Conto publicado em A arca de desejos por Porto Alegre
– org. por Cátia Castilho Simon e Liana Timm.
Porto Alegre: Território das Artes, 2022.

Escolheram a dedo o filme, todo mundo comentava que era imperdível e passava no cinema do Bom fim, podiam ir a pé mesmo em cima da hora. Mal fecharam a porta e o telefone tocou. Olharam-se e comentaram que devia ser o pessoal da reunião que dali a pouco iniciava. Já haviam decidido que não iam e seguiram em frente. Da Felipe Camarão até a Oswaldo era um pulo e andaram rápido. Entraram no Baltimore quando as luzes já estavam apagadas, mas em tempo de ver o início do filme e de se livrarem do Canal 100. Para elas o jornal que antecedia todos os filmes tinha apenas um único propósito – alienar sempre e cada vez mais o povo brasileiro de sua realidade – na manjada política do pão e circo.
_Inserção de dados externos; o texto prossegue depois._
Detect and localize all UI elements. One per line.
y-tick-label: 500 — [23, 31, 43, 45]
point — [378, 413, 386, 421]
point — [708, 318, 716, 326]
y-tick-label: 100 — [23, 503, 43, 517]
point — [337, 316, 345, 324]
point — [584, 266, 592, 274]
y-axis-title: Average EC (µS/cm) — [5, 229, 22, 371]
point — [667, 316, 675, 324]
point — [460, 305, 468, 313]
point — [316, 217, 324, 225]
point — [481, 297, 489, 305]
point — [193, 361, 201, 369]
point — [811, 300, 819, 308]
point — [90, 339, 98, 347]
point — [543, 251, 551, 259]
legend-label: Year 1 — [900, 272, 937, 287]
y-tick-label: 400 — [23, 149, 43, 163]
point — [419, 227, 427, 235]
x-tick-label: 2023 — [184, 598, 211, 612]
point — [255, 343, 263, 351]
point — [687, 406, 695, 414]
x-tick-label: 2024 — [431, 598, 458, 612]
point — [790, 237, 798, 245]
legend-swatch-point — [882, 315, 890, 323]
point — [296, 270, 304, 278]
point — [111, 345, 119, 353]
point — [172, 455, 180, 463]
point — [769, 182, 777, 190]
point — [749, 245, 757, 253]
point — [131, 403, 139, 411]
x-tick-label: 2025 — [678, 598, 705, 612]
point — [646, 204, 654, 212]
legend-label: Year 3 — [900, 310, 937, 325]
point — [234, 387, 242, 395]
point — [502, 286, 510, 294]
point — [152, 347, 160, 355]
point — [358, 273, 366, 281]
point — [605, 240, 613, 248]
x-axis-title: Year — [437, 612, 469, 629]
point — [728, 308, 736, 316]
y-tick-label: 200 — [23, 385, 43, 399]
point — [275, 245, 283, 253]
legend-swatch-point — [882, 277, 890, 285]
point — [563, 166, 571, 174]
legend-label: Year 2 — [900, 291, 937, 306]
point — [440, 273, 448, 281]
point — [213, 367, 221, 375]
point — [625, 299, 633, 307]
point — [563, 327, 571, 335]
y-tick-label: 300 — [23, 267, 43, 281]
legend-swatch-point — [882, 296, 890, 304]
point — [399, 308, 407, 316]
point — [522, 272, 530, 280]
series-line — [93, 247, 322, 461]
Sorriram ao perceberem que a ficha técnica do dito programa estava sendo exibida. Chegaram atrasadas e escolheram um lugar próximo à entrada para não atrapalharem os que haviam chegado antes, já acomodados. Em tudo procuravam o equilíbrio entre a teoria e a prática, com ênfase na práxis como boas materialistas que eram.

Antes de irem para a sala, pegaram a pipoca – não abriam mão daquele pequeno luxo– e trocaram ideias sobre o Congresso do Partido que aconteceria dali a uns dias. Comentaram sobre seus namorados, também camaradas da militância, que estavam trabalhando no fim de semana. Elas até acharam bom, assim ficavam mais à vontade para conversarem. Tinham decidido pelo cinema, declinaram de participar de mais outra reunião de ânimos acirrados.

O filme Passagem para a Índia exibia um país dos anos 20, do século passado. O enredo estava centrado em duas mulheres: Sra Moore e Adella, futuras sogra e nora. Elas fizeram a viagem para encontrar Ronni, o elo que as unia. A fotografia era bonita e a história mostrava os contrastes culturais entre oriente e ocidente. O sentimento de superioridade dos colonizadores era gritante. “Nada que latino-americanos já não tivessem experimentado”, cochicharam entre si as amigas. Uma delas lembrou que dali uns dias teriam o piquete em frente à garagem de ônibus da zona norte, pois a greve geral tinha de acontecer. Era o início da abertura política e estavam convencidas de que o protagonismo dos trabalhadores deveria ser consolidado.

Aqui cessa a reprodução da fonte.